LA VUELTA
A los cuatro días de salir de Pamplona llegaron Claquemain y Álvaro a San Sebastián; fueron a parar a una posada de la Brecha, y poco después apareció Chipiteguy en su cochecito.
Chipiteguy hizo diferentes gestiones para llevar su chatarra a Francia, y decidió embarcarla en un pailebote con las figuras de cera y enviar a Claquemain por Irún con la galera vacía.
Chipiteguy y Alvarito fueron en el pailebote. Alvarito no se había embarcado nunca y tenía gran curiosidad por el mar.
Al salir de San Sebastián fue contemplando con gran atención las rocas de detrás del castillo de la Mota, festoneadas por la espuma; luego la abertura de la Zurriola y los acantilados del monte Ulía, la entrada estrecha de Pasajes y las capas de areniscas estratificadas como hojas de un libro de Jaizquibel.
—No mires demasiado. No vayas a marearte —le dijo Chipiteguy.
Efectivamente, al último, Alvarito se mareó y tuvo que tumbarse.
Las figuras de cera le inquietaron. Dos o tres generales se movieron y se lanzaron hacia adelante como si fueran al asalto o a ganar un entorchado, y una de las damas se dio un golpe y se hizo una rajadura en la cabeza.
Al pasar la barra del Adour y al cesar el balanceo del barco, a Alvarito se le quitó el mareo.
Al acercarse a la colina de Blancpignon, el muchacho vio a Chipiteguy que con aire de triunfo cantaba a voz en grito su canción de bravura:
Atera, atera,
trapua saltzera
eta burni zarra
txanponian.
Sin duda, Chipiteguy estaba contento de la expedición. Atracaron en Bayona, en el muelle de las Avenidas Marinas, y fueron el viejo y el muchacho a la casa del Reducto.

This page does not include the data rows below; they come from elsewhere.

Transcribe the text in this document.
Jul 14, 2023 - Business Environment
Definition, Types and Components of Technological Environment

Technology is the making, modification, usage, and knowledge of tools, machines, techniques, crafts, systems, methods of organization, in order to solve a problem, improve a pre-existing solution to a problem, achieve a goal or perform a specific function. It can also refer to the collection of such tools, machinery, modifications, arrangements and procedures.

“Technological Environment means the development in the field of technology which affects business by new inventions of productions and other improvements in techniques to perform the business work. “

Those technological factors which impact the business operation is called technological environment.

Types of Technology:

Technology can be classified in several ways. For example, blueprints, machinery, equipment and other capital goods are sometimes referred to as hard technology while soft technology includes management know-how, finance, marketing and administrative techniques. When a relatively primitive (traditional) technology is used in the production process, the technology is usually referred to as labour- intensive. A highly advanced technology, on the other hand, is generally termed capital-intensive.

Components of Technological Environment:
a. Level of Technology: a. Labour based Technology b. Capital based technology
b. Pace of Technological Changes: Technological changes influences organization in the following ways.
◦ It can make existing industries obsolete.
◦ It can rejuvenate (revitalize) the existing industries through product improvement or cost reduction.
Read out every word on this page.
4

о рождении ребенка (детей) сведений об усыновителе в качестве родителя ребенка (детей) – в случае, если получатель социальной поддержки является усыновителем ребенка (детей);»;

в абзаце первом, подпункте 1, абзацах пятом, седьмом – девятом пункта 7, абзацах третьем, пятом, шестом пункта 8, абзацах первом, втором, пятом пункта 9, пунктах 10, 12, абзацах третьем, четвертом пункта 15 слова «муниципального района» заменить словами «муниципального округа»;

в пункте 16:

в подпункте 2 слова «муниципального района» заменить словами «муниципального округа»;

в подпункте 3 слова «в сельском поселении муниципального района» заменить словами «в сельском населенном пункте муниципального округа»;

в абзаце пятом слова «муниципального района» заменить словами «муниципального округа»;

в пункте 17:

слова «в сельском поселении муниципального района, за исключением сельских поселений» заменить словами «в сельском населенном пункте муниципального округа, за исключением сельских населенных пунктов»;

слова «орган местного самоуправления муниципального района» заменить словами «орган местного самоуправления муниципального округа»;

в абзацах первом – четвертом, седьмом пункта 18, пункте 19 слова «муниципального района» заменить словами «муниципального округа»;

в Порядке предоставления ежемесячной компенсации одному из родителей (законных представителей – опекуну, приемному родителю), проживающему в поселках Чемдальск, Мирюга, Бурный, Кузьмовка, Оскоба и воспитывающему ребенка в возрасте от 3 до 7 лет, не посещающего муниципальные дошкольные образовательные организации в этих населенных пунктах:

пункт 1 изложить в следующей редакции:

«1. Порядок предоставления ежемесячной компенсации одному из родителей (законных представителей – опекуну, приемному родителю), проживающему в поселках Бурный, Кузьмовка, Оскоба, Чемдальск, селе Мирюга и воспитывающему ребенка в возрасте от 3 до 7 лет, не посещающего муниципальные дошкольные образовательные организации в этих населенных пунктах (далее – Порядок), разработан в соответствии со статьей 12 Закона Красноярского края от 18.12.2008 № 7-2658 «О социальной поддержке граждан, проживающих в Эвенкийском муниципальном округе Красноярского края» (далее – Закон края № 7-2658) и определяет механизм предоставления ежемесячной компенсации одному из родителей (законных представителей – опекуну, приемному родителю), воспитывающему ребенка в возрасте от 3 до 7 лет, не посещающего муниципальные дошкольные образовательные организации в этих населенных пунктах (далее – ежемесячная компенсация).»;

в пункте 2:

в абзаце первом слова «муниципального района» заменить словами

Unos días después se volvió a abrir la barraca en la plaza de la Puerta de España con las figuras de cera. La chatarra fue la que no apareció, al menos públicamente. El tesoro de la calle Nueva se había evaporado. Una sensación de sorpresa le quedó a Alvarito de este viaje; todo había tenido en él un aire un poco absurdo…
Una noche, en su cuarto de la plaza del Reducto, Álvaro soñó que iba por la cornisa de un puente, sobre la acequia de un molino, sitio que recordó haber pasado en la infancia. Apenas si existía espacio para poner los pies en aquella cornisa.
Pasaba varias veces por ella, sin miedo y con curiosidad; pero al salir se encontraba con una vieja que le sonreía…, y se echaba a temblar. Siempre sentía lo mismo; la vieja, vestida de negro, que le sonreía insinuante, le hacía estremecerse de terror.
¿Quién era esta mujer? ¿Qué significaba? Probablemente sería la Muerte. No lo sabía, porque no le revelaba su secreto; pero ¿quién podía ser más que la Muerte?
De pronto, el lugar adonde había salido recorriendo la cornisa se transformaba en una barraca de muñecos del pim pam pum, y aparecía la señorita Atala, con su pelo rubio. La Atala daba los billetes y él le tomaba doce bolas para lanzarlas a los muñecos.
Cada una de ellas pesaba como si fuera de plomo. De pronto notaba que los muñecos eran todos los tipos que había conocido en la feria de Pamplona: el físico, Montdidier, Clarck, etc. Alvarito tiraba la pesada bola sobre la primera figura; esta se torcía al golpe y volvía a aparecer de nuevo erguida. Entonces Álvaro hizo un nuevo esfuerzo y se despertó.